Lily tersentak saat mamanya membangunkannya.
"Mama, kenapa ma?"
"Kenapa apanya? Bangun! Sekolah ini hari senin. Angkasa dibangunin tuh." Lily melirik Angkasa yang ternyata masih tidur di pangkuannya. Jadi selama semalaman Lily tidur dengan posisi duduk? Pantas kakinya mati rasa.
"Lah katanya mama pulang hari ini? Yang nemenin nanti siapa?"
"Tuh tante Ida." Lily menoleh, melihat tante Ida yang baru saja masuk ruangan.
"Ini aku udah dapet surat pengantar. Tinggal ke bagian admin nanti jam delapan."
"Udah bangun Ly? Angkasa dibangunin tuh. Sana berangkat sekolah."

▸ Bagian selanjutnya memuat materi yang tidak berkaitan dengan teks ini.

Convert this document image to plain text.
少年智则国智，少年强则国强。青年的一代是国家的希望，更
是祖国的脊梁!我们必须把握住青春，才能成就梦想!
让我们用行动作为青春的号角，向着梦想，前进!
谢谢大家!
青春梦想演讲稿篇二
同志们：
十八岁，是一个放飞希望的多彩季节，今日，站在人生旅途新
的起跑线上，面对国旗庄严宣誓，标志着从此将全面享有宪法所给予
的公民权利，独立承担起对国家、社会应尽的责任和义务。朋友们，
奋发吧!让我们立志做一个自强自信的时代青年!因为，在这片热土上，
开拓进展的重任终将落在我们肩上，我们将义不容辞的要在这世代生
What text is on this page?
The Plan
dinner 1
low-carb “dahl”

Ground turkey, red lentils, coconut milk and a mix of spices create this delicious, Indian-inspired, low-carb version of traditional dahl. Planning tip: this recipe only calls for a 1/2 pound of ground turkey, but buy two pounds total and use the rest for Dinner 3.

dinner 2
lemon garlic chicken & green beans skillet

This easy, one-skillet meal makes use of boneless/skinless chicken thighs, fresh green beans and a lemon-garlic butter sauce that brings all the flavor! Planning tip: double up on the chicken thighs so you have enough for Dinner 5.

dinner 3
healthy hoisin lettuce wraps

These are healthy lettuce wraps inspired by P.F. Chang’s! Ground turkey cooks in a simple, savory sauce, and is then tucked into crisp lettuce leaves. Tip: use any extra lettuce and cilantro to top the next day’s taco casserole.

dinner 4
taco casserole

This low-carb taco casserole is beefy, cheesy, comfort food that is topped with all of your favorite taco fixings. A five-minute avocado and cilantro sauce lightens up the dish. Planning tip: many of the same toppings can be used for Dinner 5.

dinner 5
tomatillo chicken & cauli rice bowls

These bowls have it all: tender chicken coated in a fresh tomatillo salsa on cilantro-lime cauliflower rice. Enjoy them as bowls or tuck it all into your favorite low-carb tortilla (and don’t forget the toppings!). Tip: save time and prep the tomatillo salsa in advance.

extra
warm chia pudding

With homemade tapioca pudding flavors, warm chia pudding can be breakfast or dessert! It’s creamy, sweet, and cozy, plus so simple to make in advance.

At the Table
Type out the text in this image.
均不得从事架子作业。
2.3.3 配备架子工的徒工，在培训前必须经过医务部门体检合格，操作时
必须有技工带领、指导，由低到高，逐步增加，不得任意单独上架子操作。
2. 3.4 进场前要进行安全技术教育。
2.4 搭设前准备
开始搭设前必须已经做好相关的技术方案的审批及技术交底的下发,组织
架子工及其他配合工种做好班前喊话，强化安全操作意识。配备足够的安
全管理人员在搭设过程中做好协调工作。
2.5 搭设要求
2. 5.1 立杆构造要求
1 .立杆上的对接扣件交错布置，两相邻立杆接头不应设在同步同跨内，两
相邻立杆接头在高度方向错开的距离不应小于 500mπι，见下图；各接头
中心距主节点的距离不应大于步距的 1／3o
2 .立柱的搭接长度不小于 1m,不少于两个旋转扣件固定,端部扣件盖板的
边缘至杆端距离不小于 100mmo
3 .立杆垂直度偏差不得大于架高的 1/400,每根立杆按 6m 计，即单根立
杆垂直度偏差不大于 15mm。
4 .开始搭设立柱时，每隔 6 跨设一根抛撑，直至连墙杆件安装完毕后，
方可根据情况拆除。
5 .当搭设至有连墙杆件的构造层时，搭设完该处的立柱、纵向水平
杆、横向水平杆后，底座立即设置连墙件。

"Udah telat tan, udah siang."
"Ini baru jam enam, masih cukup buat siap-siap kesekolah."
Angkasa terbangun langsung menyapa tantenya dan mama Lily. Sungguh sangat sopan, mengabaikan kaki Lily yang mati rasa karena ulahnya.
"Sana berangkat sekolah." Lily dan Angkasa menurut, pulang untuk bersiap ke sekolah.
*
Lily menggendong tas ranselnya bersemangat menuju rumah Nyonya Ida untuk menemui Angkasa.
"Pagi om Aska."
"Pagi Ly. Hari ini mama kamu pulang ya?"
"Iya om. Angkasa mana om?"
"Didalem, om duluan ya, kalau udah mau berangkat suruh Angkasa kunci pintu."
"Siap om."
Lily membuka pintu dari kayu jati itu. Pandangan Lily langsung tertuju pada Angkasa yang tertidur sambil tengkurap di sofa ruang tamu, masih dengan pakaian yang semalam digunakannya.
"Angkasa bangun ih. Gak sekolah?"
"Aku libur Ly."
"Lah gak tanggal merah ini."
"Disuruh libur sama sekolah."
"Lah kok aku enggak sih."
"Kan aku habis pulang lomba kemaren."
"Ya udah deh, aku berangkat naik bis." Angkasa menahan tangan Lily.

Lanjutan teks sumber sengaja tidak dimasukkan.